The Court of Appeal judgment also makes clear that although a higher standard of certainty may be required for any criminal prosecution to ensue (for instance, the burden of proof is usually “beyond reasonable doubt”, rather than the balance of probabilities), there is no general principle that litigation privilege cannot attach until either a defendant knows the full details of what is likely to be unearthed or a decision to prosecute has been taken. That said, such analysis will remain fact-sensitive in all the circumstances as to whether a criminal prosecution has been clearly intimated and, similarly, as to whether privilege has in fact been “waived” (in this case it was noted that the SFO had never contended for a waiver of privilege). Furthermore, the decision has no bearing on regulatory, as opposed to criminal investigations, where litigation privilege is not available.

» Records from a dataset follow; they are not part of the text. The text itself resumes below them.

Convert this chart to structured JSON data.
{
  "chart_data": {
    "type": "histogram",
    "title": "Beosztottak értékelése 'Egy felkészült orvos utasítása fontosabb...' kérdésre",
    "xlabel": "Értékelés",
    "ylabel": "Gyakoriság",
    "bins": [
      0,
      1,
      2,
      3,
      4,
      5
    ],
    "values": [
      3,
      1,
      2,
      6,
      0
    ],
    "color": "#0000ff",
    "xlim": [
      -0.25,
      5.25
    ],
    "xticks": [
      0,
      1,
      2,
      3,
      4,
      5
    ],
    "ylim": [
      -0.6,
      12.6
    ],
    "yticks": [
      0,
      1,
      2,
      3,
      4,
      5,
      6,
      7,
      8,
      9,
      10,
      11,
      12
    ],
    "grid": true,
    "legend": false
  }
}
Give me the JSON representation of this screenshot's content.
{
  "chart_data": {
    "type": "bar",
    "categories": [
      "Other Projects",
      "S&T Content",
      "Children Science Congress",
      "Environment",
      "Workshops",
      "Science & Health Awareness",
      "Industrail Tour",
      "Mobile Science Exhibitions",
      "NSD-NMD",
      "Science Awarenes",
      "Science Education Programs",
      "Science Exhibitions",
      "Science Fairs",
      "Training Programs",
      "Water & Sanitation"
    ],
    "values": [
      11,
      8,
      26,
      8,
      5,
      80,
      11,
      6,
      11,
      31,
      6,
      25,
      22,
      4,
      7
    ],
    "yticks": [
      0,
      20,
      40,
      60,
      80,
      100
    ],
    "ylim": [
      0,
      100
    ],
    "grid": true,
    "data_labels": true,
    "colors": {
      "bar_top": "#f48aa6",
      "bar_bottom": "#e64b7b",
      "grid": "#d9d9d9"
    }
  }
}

Finally, if litigation privilege cannot be established, unless and until the Supreme Court revisits the issue, the restrictive interpretation of the client as those charged with obtaining legal advice on behalf of an organisation will prevail in determining whether legal advice privilege can be claimed as a fall-back. In view of the above, any party facing allegations of wrongdoing remains advised to obtain early professional guidance as to the proper categorisation of the matter, the handing of any investigation and the creation of communication lines both internally and externally.